Rishikesh: una cittadina sui ponti
Il maestro Yogrishi Vishketu (fondatore dell’Ashram e di Akhanda Yoga) non c’era durante il mio soggiorno, perciò ho percepito quanto la mia pratica spirituale fosse dipendente dalla mia intenzione.
Siamo in bassa stagione e la maggior parte delle persone qua sono viaggiatori che vogliono un posto economico dove soggiornare e dove fare yoga. Infatti entrano ed escono dall’Ashram come se fosse un hotel. In qualche modo, quel che cercavo da questa esperienza sembra molto lontano da quel che ho trovato. Anche perchè io stessa sono curiosa di vedere Rishikesh, considerata una città sacra, anche essa appoggiata sulle rive del fiume Gangie. Peccato che ultimamente è anche diventata la capitale dello yoga per gli occidentali, che infatti sono ad ogni angolo della città bevendo cappuccini.
Infatti Rishikesh è piena di caffetterie e posti dove mangiare, dalla dubbia igiene ovviamente. Infatti, è abbastanza sconsigliabile bere succhi di frutta fresca, se non siete sicuri che l’acqua che usano sia in bottiglia. È vero quel che si dice: in India è molto facile prendere la diarrea. E poi Rishikesh è caotica: rumorosa, polverosa e affollata. Insomma, uscire dall’Ashram non è per niente un’esperienza spirituale, al contrario, può anche distrarre molto dalla propria pratica.
Faccio un giro di ricognizione insieme a Yashodara, la mia nuova migliore amica. Una cinquantenne olandese madre di tre figli con padri diversi. Certo non è un’olandese tipica: il padre viene dai caraibi e lei ha lineamenti esotici e capelli afro. Scendiamo subito dopo colazione, quindi verso le 9 del mattino e dopo qualche ora il caldo e l’umidità si fanno soffocanti. Visitiamo qualche tempio, riceviamo un paio di benedizioni, compriamo i nostri primi regali (per me gli ultimi) e andiamo a prenderci un succo di mango in un bar con vista sul Gangie.

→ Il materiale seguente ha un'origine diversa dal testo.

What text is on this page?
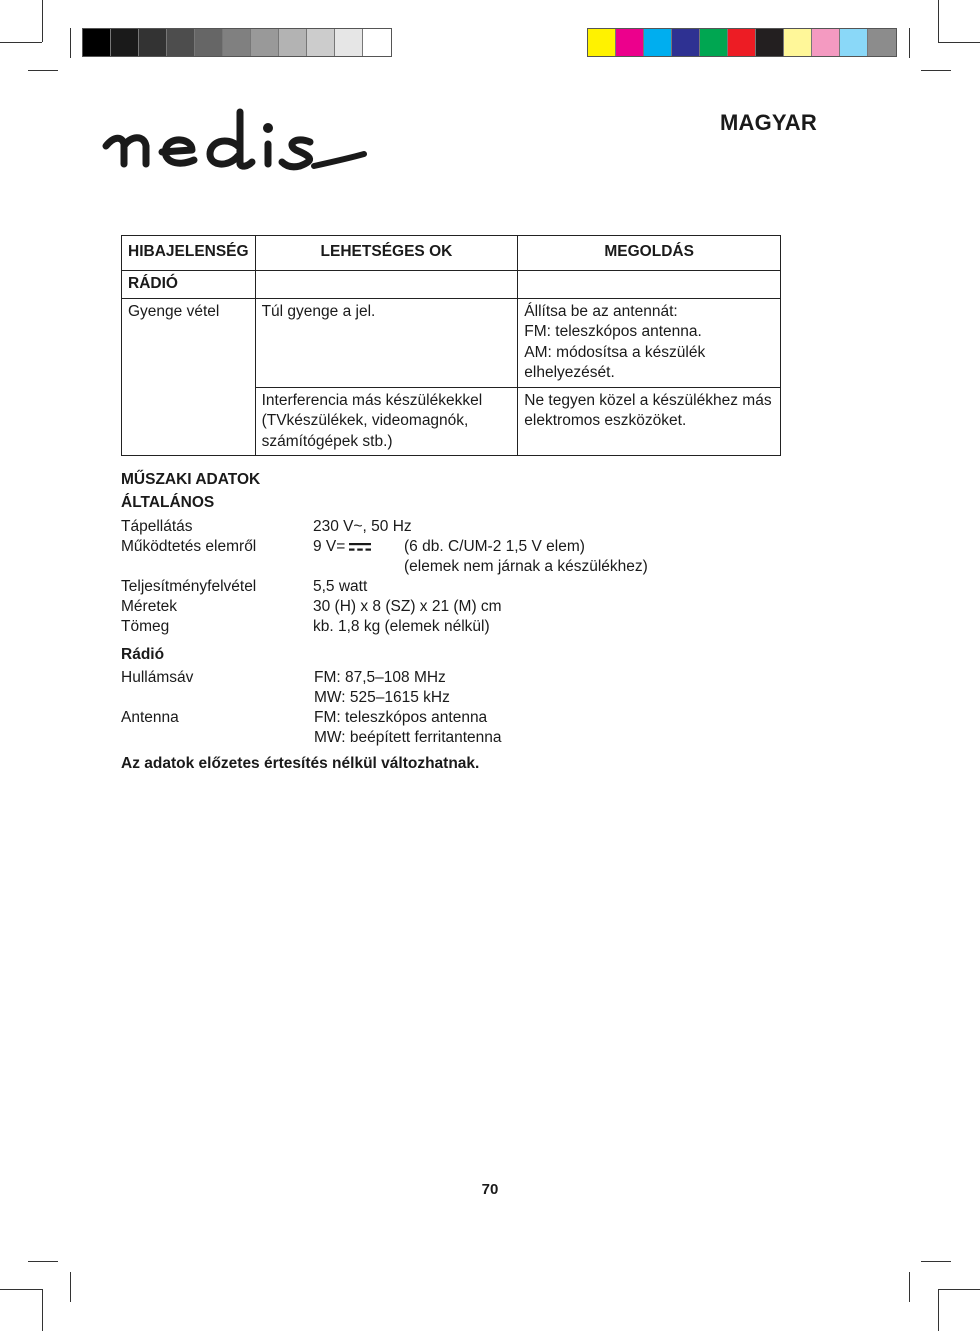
MAGYAR
HIBAJELENSÉG	LEHETSÉGES OK	MEGOLDÁS
RÁDIÓ		
Gyenge vétel	Túl gyenge a jel.	Állítsa be az antennát:
FM: teleszkópos antenna.
AM: módosítsa a készülék
elhelyezését.
	Interferencia más készülékekkel
(TVkészülékek, videomagnók,
számítógépek stb.)	Ne tegyen közel a készülékhez más
elektromos eszközöket.
MŰSZAKI ADATOK
ÁLTALÁNOS
Tápellátás	230 V~, 50 Hz
Működtetés elemről	9 V=	(6 db. C/UM-2 1,5 V elem)
(elemek nem járnak a készülékhez)
Teljesítményfelvétel	5,5 watt
Méretek	30 (H) x 8 (SZ) x 21 (M) cm
Tömeg	kb. 1,8 kg (elemek nélkül)
Rádió
Hullámsáv	FM: 87,5–108 MHz
MW: 525–1615 kHz
Antenna	FM: teleszkópos antenna
MW: beépített ferritantenna
Az adatok előzetes értesítés nélkül változhatnak.
70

In una ora a Rishikesh può succedere di tutto ed è esattamente quello che ho percepito. Infatti per il resto del tempo ho cercato di restare in Ashram e concentrarmi sulla pratica. Le mie riflessioni conclusive?
- Rishikesh ad Agosto è troppo calda e anche troppo bagnata
- Finche non mettono un po’ di asfalto, camminare per Rishikesh vuol dire mangiare polvere
- Svegliarsi alle 5 di mattina è difficile, ma bellissimo
- Se vai in un Ashram, non fare turismo durante il giorno
Green Modern Hills School e la riserva delle Tigri
Il soggiorno ad Anand Prakash Ashram era l’unica cosa veramente in programma. Di organizzare le altre tre settimane di viaggio non ci avevo neanche pensato. Il solo fatto di dover decidere cosa fare (e cosa non fare) era devastante. Come ho detto, quando viaggi in India vuol dire tutto o niente. È un paese così grande che ogni volta che ci sei, hai la netta percezione che stai vivendo solo una delle tantissime sfaccetature e una piccolissima fetta di tutta la torta.
Ci metto un po’ a decidere cosa fare infatti. Da un certo punto di vista, vorrei prolungare il mio soggiorno all’Ashram se non fosse per il clima troppo da ostello, con persone che partivano e nuove che arrivavano ogni giorno. Muoio dalla voglia di andare a Dharamsala, dove per l’appunto il Dalai Lama terrà una lezione pubblica, ma mi spaventavano i racconti degli smottamenti sulle strade a causa della pioggia. Ho incontrato tantissimi viaggiatori che stavano andando o tornando da Leh, una cittadina al nord anticamente capitale del regno di Ladakh molto interessate sia per cultura e religione (piuttosto distinta essendo il crocevia tra India – Cina – Pakistan e Tibet) e sono seriamente tentata, anche se penso che non era la sfaccetatura dell’India di cui sono in cerca in quel momento. D’altro canto, prima di partire ho a lungo cercato un progetto in lungo e in largo presso il quale potevo fare volontariato per viaggiare senza essere in vacanza (tramite il sito Workaway ma non ero riuscita a trovare niente) e alla fine l’altro giorno ho scritto sul gruppo di Rishikesh chiedendo se qualcuno ne conoscesse. Mi ha risposto un ragazzo che mi ha detto di conoscere una scuola sulle montagne dove avrei potuto essere utile. Ovviamente nessun pin su Google Maps che ne indicasse l’esistenza.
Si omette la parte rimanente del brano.